第2章 第1話 天使の姿をした悪魔

私は、佳(ケイ)。

アルファベットの名前を持つ。

地味で気弱な天使の姿を借りた悪魔。


9日前、私の父は別荘の近くの湖で水死体で発見された。

私は、この奇妙な死に方をした父のお通夜もお葬式もするつもりはなかった。

父は、一匹オオカミの投資家。

金の為なら、人を地獄へと落とし、邪魔者を殺すことさえも躊躇なくするような冷血な悪魔だった。

そんな悪魔の弔いなど誰が来るだろうか。

もし、来て逆に呪われてしまったら大変だ。

第一、私達には親族もないし、父の友人や知り合いの連絡先も知らなかった。

もし、恋人と言った人がいたとしたならその人も。

でも、唯一の相談相手だった父の顧問弁護士から父の霊を鎮めるためにもと提案されて渋々やることになった。

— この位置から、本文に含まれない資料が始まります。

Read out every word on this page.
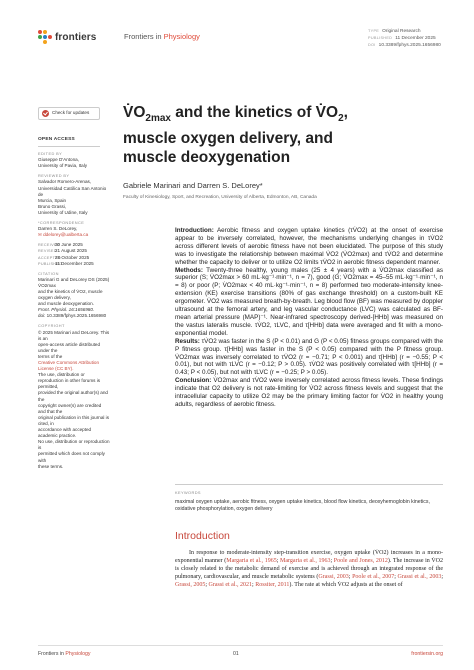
frontiers	Frontiers in Physiology
TYPE Original Research
PUBLISHED 11 December 2025
DOI 10.3389/fphys.2025.1656980
Check for updates
OPEN ACCESS
EDITED BY
Giuseppe D'Antona,
University of Pavia, Italy
REVIEWED BY
Salvador Romero-Arenas,
Universidad Católica San Antonio de
Murcia, Spain
Bruno Grassi,
University of Udine, Italy
*CORRESPONDENCE
Darren S. DeLorey,
✉ ddelorey@ualberta.ca
RECEIVED
30 June 2025
REVISED
21 August 2025
ACCEPTED
28 October 2025
PUBLISHED
11 December 2025
CITATION
Marinari G and DeLorey DS (2025) V̇O2max
and the kinetics of V̇O2, muscle oxygen delivery,
and muscle deoxygenation.
Front. Physiol. 16:1656980.
doi: 10.3389/fphys.2025.1656980
COPYRIGHT
© 2025 Marinari and DeLorey. This is an
open-access article distributed under the
terms of the
Creative Commons Attribution
License (CC BY).
The use, distribution or
reproduction in other forums is permitted,
provided the original author(s) and the
copyright owner(s) are credited and that the
original publication in this journal is cited, in
accordance with accepted academic practice.
No use, distribution or reproduction is
permitted which does not comply with
these terms.
$V̇O_{2max}$ and the kinetics of $V̇O_2$,
muscle oxygen delivery, and
muscle deoxygenation
Gabriele Marinari and Darren S. DeLorey*
Faculty of Kinesiology, Sport, and Recreation, University of Alberta, Edmonton, AB, Canada

Introduction: Aerobic fitness and oxygen uptake kinetics (τV̇O2) at the onset of exercise appear to be inversely correlated, however, the mechanisms underlying changes in τV̇O2 across different levels of aerobic fitness have not been elucidated. The purpose of this study was to investigate the relationship between maximal V̇O2 (V̇O2max) and τV̇O2 and determine whether the capacity to deliver or to utilize O2 limits τV̇O2 in aerobic fitness dependent manner.

Methods: Twenty-three healthy, young males (25 ± 4 years) with a V̇O2max classified as superior (S; V̇O2max > 60 mL·kg⁻¹·min⁻¹, n = 7), good (G; V̇O2max = 45–55 mL·kg⁻¹·min⁻¹, n = 8) or poor (P; V̇O2max < 40 mL·kg⁻¹·min⁻¹, n = 8) performed two moderate-intensity knee-extension (KE) exercise transitions (80% of gas exchange threshold) on a custom-built KE ergometer. V̇O2 was measured breath-by-breath. Leg blood flow (BF) was measured by doppler ultrasound at the femoral artery, and leg vascular conductance (LVC) was calculated as BF-mean arterial pressure (MAP)⁻¹. Near-infrared spectroscopy derived-[HHb] was measured on the vastus lateralis muscle. τV̇O2, τLVC, and τ[HHb] data were averaged and fit with a mono-exponential model.

Results: τV̇O2 was faster in the S (P < 0.01) and G (P < 0.05) fitness groups compared with the P fitness group. τ[HHb] was faster in the S (P < 0.05) compared with the P fitness group. V̇O2max was inversely correlated to τV̇O2 (r = −0.71; P < 0.001) and τ[HHb] (r = −0.55; P < 0.01), but not with τLVC (r = −0.12; P > 0.05). τV̇O2 was positively correlated with τ[HHb] (r = 0.43; P < 0.05), but not with τLVC (r = −0.25; P > 0.05).

Conclusion: V̇O2max and τV̇O2 were inversely correlated across fitness levels. These findings indicate that O2 delivery is not rate-limiting for V̇O2 across fitness levels and suggest that the intracellular capacity to utilize O2 may be the primary limiting factor for V̇O2 in healthy young adults, regardless of aerobic fitness.

KEYWORDS
maximal oxygen uptake, aerobic fitness, oxygen uptake kinetics, blood flow kinetics, deoxyhemoglobin kinetics, oxidative phosphorylation, oxygen delivery
Introduction
In response to moderate-intensity step-transition exercise, oxygen uptake (V̇O2) increases in a mono-exponential manner (Margaria et al., 1965; Margaria et al., 1963; Poole and Jones, 2012). The increase in V̇O2 is closely related to the metabolic demand of exercise and is achieved through an integrated response of the pulmonary, cardiovascular, and muscle metabolic systems (Grassi, 2003; Poole et al., 2007; Grassi et al., 2003; Grassi, 2005; Grassi et al., 2021; Rossiter, 2011). The rate at which V̇O2 adjusts at the onset of
Frontiers in Physiology	01	frontiersin.org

それは、悪霊を封じ込める儀式はやらないわけにはいかなかったからだ。

案の定、家でのお通夜もお葬式もとても寂しいものだった。

親族は、私だけで、来てくれたと言えば顧問弁護士と町内会長さんだけだった。

後は、葬儀社の人達。

広いリビングにセッティングされた色とりどりのお花がいっぱいの派手な祭壇は、人が祈ってくれないのなら、いっぱいの花達に悪霊を鎮めてもらおうと私が選んだ。

それは、私から父へのせめてもの贈り物だった。

お通夜の夜。

私は、そのお花に囲まれた父の写真を何時間も見つめていた。

不思議と涙は出なかった。

いったい、この人は、どれぐらいの人から呪われているのだろうか。

その夜、そんな不気味な事だけを考えていた。


弔電もなく、お焼香も2分程度で終わった、お葬式。

火葬場へと向かう霊柩車の車窓から見た、葬儀社の人達も何かばつが悪いのか慣れているお見送りも、どこかぎこちなく見えた。


悪人の父は、5年前、身の危険を感じたのか、自分自身が創り出した愛憎渦巻く日本から逃げるようにして、ニューヨークに行ってしまったままだった。

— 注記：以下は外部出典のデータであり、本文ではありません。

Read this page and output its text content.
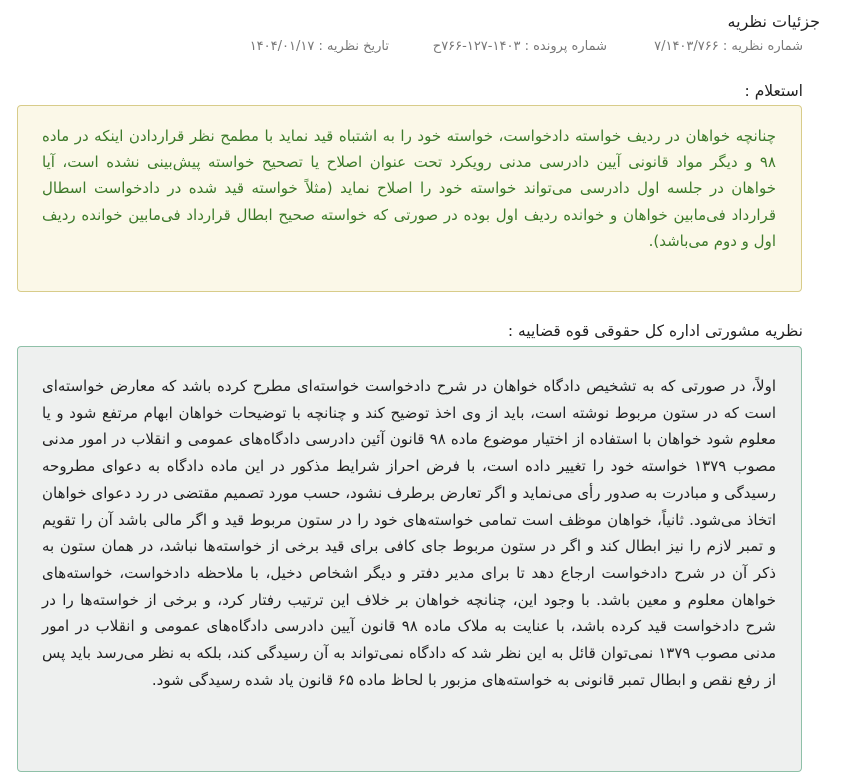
جزئیات نظریه
شماره نظریه : ۷/۱۴۰۳/۷۶۶
شماره پرونده : ۱۴۰۳-۱۲۷-۷۶۶ح
تاریخ نظریه : ۱۴۰۴/۰۱/۱۷
استعلام :
چنانچه خواهان در ردیف خواسته دادخواست، خواسته خود را به اشتباه قید نماید با مطمح نظر قراردادن اینکه در ماده ۹۸ و دیگر مواد قانونی آیین دادرسی مدنی رویکرد تحت عنوان اصلاح یا تصحیح خواسته پیش‌بینی نشده است، آیا خواهان در جلسه اول دادرسی می‌تواند خواسته خود را اصلاح نماید (مثلاً خواسته قید شده در دادخواست اسطال قرارداد فی‌مابین خواهان و خوانده ردیف اول بوده در صورتی که خواسته صحیح ابطال قرارداد فی‌مابین خوانده ردیف اول و دوم می‌باشد).
نظریه مشورتی اداره کل حقوقی قوه قضاییه :
اولاً، در صورتی که به تشخیص دادگاه خواهان در شرح دادخواست خواسته‌ای مطرح کرده باشد که معارض خواسته‌ای است که در ستون مربوط نوشته است، باید از وی اخذ توضیح کند و چنانچه با توضیحات خواهان ابهام مرتفع شود و یا معلوم شود خواهان با استفاده از اختیار موضوع ماده ۹۸ قانون آئین دادرسی دادگاه‌های عمومی و انقلاب در امور مدنی مصوب ۱۳۷۹ خواسته خود را تغییر داده است، با فرض احراز شرایط مذکور در این ماده دادگاه به دعوای مطروحه رسیدگی و مبادرت به صدور رأی می‌نماید و اگر تعارض برطرف نشود، حسب مورد تصمیم مقتضی در رد دعوای خواهان اتخاذ می‌شود. ثانیاً، خواهان موظف است تمامی خواسته‌های خود را در ستون مربوط قید و اگر مالی باشد آن را تقویم و تمبر لازم را نیز ابطال کند و اگر در ستون مربوط جای کافی برای قید برخی از خواسته‌ها نباشد، در همان ستون به ذکر آن در شرح دادخواست ارجاع دهد تا برای مدیر دفتر و دیگر اشخاص دخیل، با ملاحظه دادخواست، خواسته‌های خواهان معلوم و معین باشد. با وجود این، چنانچه خواهان بر خلاف این ترتیب رفتار کرد، و برخی از خواسته‌ها را در شرح دادخواست قید کرده باشد، با عنایت به ملاک ماده ۹۸ قانون آیین دادرسی دادگاه‌های عمومی و انقلاب در امور مدنی مصوب ۱۳۷۹ نمی‌توان قائل به این نظر شد که دادگاه نمی‌تواند به آن رسیدگی کند، بلکه به نظر می‌رسد باید پس از رفع نقص و ابطال تمبر قانونی به خواسته‌های مزبور با لحاظ ماده ۶۵ قانون یاد شده رسیدگی شود.
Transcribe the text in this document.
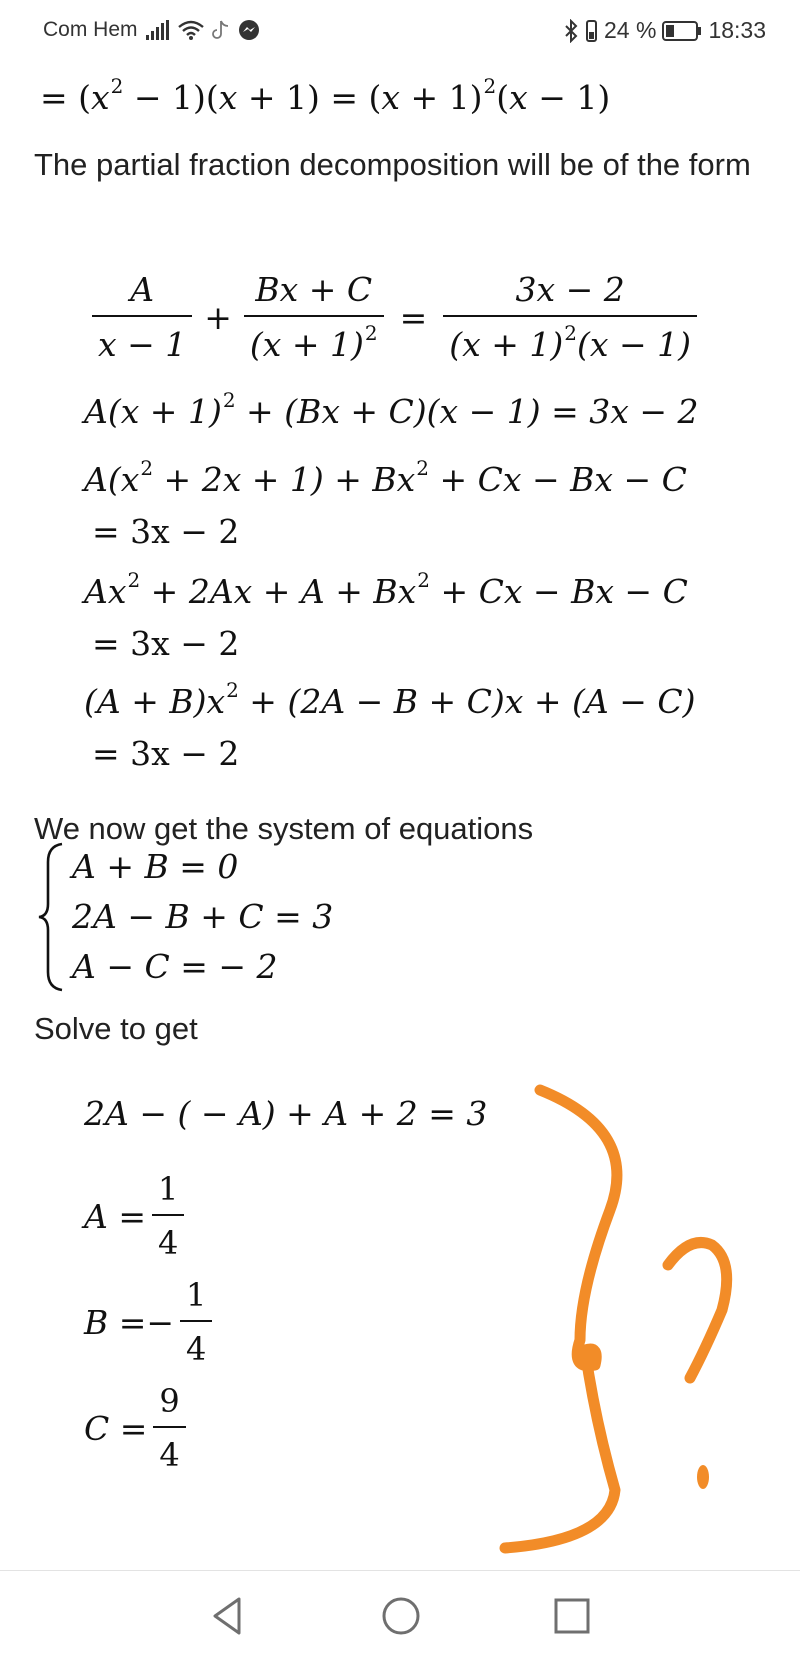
Com Hem	24 % 18:33
= $(x^2 - 1)(x + 1) = (x + 1)^2(x - 1)$
The partial fraction decomposition will be of the form
$\frac{A}{x - 1} + \frac{Bx + C}{(x + 1)^2} = \frac{3x - 2}{(x + 1)^2(x - 1)}$
$A(x + 1)^2 + (Bx + C)(x - 1) = 3x - 2$
$A(x^2 + 2x + 1) + Bx^2 + Cx - Bx - C$
= 3x − 2
$Ax^2 + 2Ax + A + Bx^2 + Cx - Bx - C$
= 3x − 2
$(A + B)x^2 + (2A - B + C)x + (A - C)$
= 3x − 2
We now get the system of equations
A + B = 0
2A − B + C = 3
A − C = − 2
Solve to get
2A − ( − A) + A + 2 = 3
$A = \frac{1}{4}$
B = − $\frac{1}{4}$
$C = \frac{9}{4}$
?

その父との久しぶりの再会は、その日本の片田舎の古めかしい病院の霊安室だった。

どうして、父が日本に戻って来てあの極寒の湖に行ったのか、その時、私にも想像も出来なかった。

彼女の存在を知ったのは、その霊安室から出て来た時だった。

「ケイさん 実は ケイさんには ご兄弟がおられるです」

と、顧問弁護士が私の横に立って囁いた。

「えっ!?」

それまで、孤独な一人っ子思っていた私にとってその言葉は、前触れもなく告げられた愛の告白のようだった。

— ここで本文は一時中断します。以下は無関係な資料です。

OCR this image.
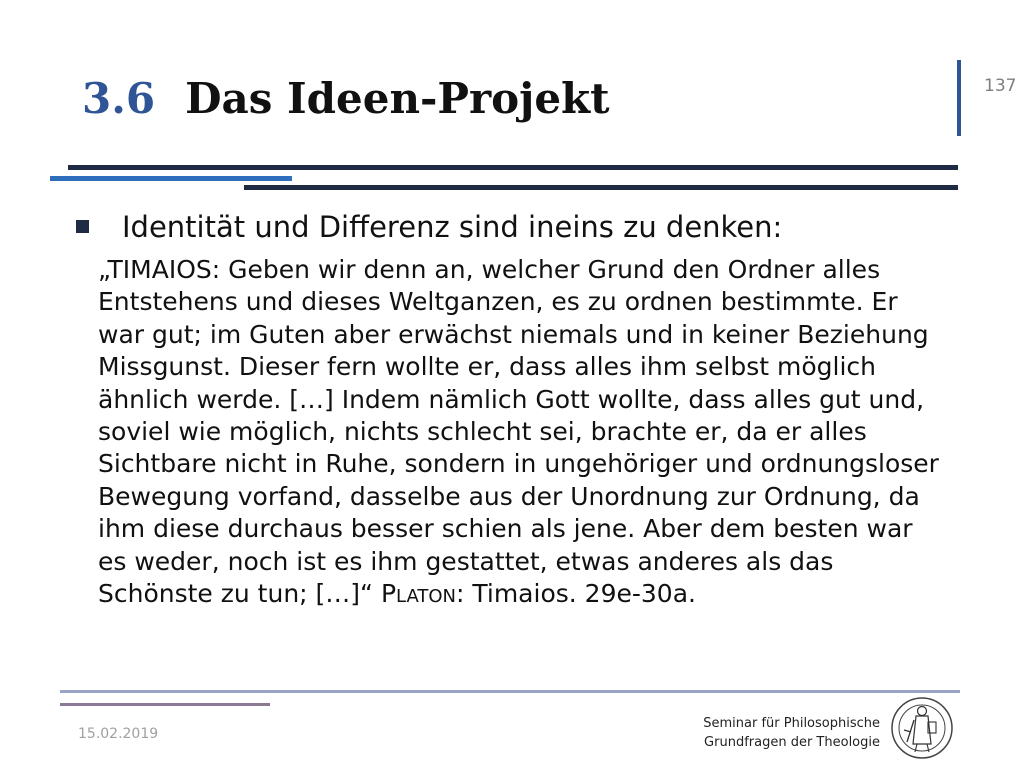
3.6 Das Ideen-Projekt	137

Identität und Differenz sind ineins zu denken:

„TIMAIOS: Geben wir denn an, welcher Grund den Ordner alles Entstehens und dieses Weltganzen, es zu ordnen bestimmte. Er war gut; im Guten aber erwächst niemals und in keiner Beziehung Missgunst. Dieser fern wollte er, dass alles ihm selbst möglich ähnlich werde. […] Indem nämlich Gott wollte, dass alles gut und, soviel wie möglich, nichts schlecht sei, brachte er, da er alles Sichtbare nicht in Ruhe, sondern in ungehöriger und ordnungsloser Bewegung vorfand, dasselbe aus der Unordnung zur Ordnung, da ihm diese durchaus besser schien als jene. Aber dem besten war es weder, noch ist es ihm gestattet, etwas anderes als das Schönste zu tun; […]“ Platon: Timaios. 29e-30a.

15.02.2019
Seminar für Philosophische
Grundfragen der Theologie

「勿論 ケイさんのお母様のお子さんではないのですが」

言われなくても私にも母親は違うと言うことは容易に想像が出来た。

「なぜ それを どうして 今?」

「お父様から頼まれてたんです」

「頼まれてたって?」

「もし 死んだら ケイさんに すぐに話してくれと」

「そうなんですか で その人は 男の人? それとも 女の人ですか?」

「女性の方です 年はケイさんと同じぐらいと思います その方 お父様から認知

 されておれれるので」

「認知ってなんですか?」

「ああ 認知って言うのは 法的に自分の子供と認めることです 認知すればその

 お子さんの戸籍謄本の父親の欄にも記載されます」

「はい」

「それで その認知されたお子さんは遺産を相続する権利があります なので ケ

 イさんはその方と遺産を分割することになります まあ これは その方が相続

 を申し出た時ですが」

「そうですか」

「こんな時に こんな話をしてしまいまして申し訳ございません」

「いえ で その人 お名前は何て言うんですか?」

「栗原・・・ 栗原絵流さんです」


エル・・・

エルに会いたい。

突然、そんな衝動が私を支配した。

勿論、相続の話をする為ではない。

ただ、訳も分からなく無性に会いたくなった。

それは、半分でも同じ遺伝子から出来た同性に対する同性愛だったのかもしれない。

でも、どうやったら会える? お通夜? お葬式?

でも、それには来てほしくない。

それは、侘しい弔いになると言うことは目に見えてたからだ。

エルには、そんな父の惨めな姿を見せたくはなかった。

とは言って弁護士から連絡してもらっても、相続のことで警戒して異母兄弟の私なんかと会ってくれる確率は低い。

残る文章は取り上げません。